Taking the weight off the courts
District Attorney George Gascon instituted the San Francisco Neighborhood Courts as a low-cost alternative to the heavily over-burdened criminal court system for small crimes, such as prostitution and graffiti.
Assistant D.A. Rebecca Prozan said that the backlog in criminal court has gotten so bad that routine matters take an inordinately long time to be resolved.
“[A murder case that] used to take six months, now takes up to three years,” she said. “Research shows that quick resolution of criminal incidents reduces the rate of recidivism.”
The program works by incorporating local members of the neighborhood into the process of administering justice; a prosecutor is assigned to a local police station and assists members from the local community, who sit on a panel that tries people accused of low-level crimes.
A typical minor crime case usually costs around $1,500 to prosecute, but under the neighborhood courts program that cost has been reduced to $300.
The defendant who is accused of a low-level crime, such as a misdemeanor or infraction, is given the choice of entering themselves into the neighborhood courts or having their case prosecuted through the central criminal courts, a lengthy process that carries the possibility of harsher punishments than those generally offered by the neighborhood courts.
The defendant’s record is then reviewed to see if they qualify for community court: the crime they are accused of cannot be violent in nature and they must be first-time offenders.

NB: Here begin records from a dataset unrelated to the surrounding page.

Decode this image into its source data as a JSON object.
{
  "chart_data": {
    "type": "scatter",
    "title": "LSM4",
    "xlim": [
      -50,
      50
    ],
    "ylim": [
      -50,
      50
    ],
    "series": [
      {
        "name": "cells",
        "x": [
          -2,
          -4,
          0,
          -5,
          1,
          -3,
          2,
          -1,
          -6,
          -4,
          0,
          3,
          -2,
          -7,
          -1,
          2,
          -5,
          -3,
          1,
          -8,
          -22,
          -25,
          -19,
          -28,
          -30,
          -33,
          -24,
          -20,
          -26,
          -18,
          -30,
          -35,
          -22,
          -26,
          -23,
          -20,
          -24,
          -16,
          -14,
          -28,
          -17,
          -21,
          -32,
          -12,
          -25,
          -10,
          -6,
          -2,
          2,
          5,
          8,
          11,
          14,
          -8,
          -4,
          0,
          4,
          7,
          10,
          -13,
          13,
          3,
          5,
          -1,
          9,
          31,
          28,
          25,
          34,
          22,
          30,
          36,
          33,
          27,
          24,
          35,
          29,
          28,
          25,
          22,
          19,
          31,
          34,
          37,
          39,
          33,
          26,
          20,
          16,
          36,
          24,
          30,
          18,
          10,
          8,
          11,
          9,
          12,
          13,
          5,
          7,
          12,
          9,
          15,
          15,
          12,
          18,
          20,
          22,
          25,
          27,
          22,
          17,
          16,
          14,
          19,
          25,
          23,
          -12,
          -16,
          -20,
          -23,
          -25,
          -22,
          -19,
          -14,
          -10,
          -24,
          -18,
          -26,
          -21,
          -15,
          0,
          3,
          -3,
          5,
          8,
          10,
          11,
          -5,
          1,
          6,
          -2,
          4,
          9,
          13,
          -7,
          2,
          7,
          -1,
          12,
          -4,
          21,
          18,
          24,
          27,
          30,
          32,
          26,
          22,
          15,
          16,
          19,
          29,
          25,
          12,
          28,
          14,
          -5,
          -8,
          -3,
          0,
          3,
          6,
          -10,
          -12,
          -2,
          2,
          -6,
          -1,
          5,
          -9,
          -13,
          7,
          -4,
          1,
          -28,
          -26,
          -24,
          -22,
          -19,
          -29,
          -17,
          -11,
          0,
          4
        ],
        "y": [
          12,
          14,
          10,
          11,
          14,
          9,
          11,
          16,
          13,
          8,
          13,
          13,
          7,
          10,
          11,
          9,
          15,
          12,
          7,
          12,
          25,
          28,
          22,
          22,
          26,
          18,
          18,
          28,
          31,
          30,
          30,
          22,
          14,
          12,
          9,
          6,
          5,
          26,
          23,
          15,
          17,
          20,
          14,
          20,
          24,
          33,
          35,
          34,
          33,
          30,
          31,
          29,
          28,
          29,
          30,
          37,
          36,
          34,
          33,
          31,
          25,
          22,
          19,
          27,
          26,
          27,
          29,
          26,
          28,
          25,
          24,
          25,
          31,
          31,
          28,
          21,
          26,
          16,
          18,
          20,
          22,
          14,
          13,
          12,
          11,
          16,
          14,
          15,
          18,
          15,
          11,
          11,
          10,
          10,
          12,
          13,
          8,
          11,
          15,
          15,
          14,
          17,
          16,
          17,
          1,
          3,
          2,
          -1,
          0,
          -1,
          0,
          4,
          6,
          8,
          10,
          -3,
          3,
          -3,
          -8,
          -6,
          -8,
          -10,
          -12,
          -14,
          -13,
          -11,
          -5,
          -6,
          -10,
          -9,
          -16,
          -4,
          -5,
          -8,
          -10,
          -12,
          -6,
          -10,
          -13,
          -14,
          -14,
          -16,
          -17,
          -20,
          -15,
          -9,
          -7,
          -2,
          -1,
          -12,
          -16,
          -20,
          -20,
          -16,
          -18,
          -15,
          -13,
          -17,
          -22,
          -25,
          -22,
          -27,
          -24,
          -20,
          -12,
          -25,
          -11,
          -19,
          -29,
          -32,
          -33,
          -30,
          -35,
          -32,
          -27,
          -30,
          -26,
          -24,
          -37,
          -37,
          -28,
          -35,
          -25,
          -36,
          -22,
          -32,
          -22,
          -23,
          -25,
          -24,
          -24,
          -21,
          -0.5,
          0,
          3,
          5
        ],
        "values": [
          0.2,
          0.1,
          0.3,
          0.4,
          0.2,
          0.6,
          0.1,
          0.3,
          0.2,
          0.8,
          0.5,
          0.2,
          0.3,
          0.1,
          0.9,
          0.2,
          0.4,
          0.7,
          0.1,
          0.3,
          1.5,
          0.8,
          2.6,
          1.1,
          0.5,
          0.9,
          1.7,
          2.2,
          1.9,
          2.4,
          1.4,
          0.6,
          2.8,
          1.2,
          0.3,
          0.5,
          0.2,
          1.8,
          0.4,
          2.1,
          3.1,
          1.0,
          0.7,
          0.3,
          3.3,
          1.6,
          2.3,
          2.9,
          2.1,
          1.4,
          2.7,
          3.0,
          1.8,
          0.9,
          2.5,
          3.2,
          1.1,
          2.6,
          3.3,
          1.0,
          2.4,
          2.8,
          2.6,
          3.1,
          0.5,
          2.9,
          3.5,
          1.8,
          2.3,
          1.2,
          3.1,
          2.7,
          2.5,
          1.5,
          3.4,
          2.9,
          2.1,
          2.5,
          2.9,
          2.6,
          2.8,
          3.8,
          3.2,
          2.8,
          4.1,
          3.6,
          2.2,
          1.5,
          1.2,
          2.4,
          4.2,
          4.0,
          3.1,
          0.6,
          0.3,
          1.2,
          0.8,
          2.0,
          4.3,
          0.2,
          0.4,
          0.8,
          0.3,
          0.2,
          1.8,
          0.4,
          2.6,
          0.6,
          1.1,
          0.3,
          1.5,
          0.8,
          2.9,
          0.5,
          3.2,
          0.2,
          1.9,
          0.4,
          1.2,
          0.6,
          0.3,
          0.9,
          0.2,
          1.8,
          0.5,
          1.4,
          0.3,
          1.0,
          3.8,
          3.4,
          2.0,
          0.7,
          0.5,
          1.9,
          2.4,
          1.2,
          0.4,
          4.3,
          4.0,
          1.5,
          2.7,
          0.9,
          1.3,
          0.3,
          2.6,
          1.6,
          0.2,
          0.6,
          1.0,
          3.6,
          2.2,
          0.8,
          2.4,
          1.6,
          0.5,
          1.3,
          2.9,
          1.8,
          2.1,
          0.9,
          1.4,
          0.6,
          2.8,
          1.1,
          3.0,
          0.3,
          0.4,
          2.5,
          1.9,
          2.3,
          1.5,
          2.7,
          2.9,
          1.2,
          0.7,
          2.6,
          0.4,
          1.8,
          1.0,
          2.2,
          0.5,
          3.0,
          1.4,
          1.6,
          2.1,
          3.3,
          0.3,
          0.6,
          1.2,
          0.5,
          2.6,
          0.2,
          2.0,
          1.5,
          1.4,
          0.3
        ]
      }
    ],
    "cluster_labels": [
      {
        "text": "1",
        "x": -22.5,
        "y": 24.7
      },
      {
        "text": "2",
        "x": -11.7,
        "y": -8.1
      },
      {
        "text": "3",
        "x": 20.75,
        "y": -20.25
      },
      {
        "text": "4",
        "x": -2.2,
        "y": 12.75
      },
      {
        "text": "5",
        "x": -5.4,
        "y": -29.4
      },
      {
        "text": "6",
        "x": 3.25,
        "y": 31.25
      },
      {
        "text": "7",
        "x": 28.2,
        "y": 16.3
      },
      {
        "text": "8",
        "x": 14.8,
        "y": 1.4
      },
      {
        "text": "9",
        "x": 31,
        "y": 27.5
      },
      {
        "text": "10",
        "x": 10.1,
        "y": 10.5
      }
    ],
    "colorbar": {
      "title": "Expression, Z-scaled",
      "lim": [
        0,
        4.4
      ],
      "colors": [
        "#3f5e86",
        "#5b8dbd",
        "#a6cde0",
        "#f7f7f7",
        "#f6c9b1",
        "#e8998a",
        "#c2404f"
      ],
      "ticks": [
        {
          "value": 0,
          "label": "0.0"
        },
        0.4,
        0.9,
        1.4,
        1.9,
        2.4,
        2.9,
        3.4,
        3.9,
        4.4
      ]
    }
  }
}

If the person is found guilty, they are usually given light punishments, like 100 hours of community service cleaning up graffiti or volunteering for the neighborhood, and compelled to attend management courses or treatment for substance abuse. They can also be expected to pay into a restitution fund for local community cleanup projects.
Since the program started, 10 to 15 cases have been dealt with each week in the Mission and Bayview districts, and the number of adjudicators has tripled.
Gaynoranne Siataga, 34, is one of the panelists for the Mission District’s neighborhood court, and has lived in San Francisco all her life. “I used to be a gang banger for a long time,” she said.
She wanted to get out of gang life and got involved in doing community work, which eventually lead to her involvement with the Neighborhood Courts Program. She feels like the program brings the Mission together.
“Because we are from the community, it doesn’t intimidate [the defendants] so much,” she said. “We’re ordinary people.”
The money to cover the court costs of the Neighborhood Courts program come from the San Francisco District Attorney (SFDA) general fund, and the Dispute Resolution Programs Act (DRPA).
“Its a state act that allows counties to use a portion of the fee collection in civil lawsuit filings to fund alternative dispute resolution programs,” Prozan said.
Gascon plans to expand the program to Northern and Park police stations, and to the entire city within the next 12 months.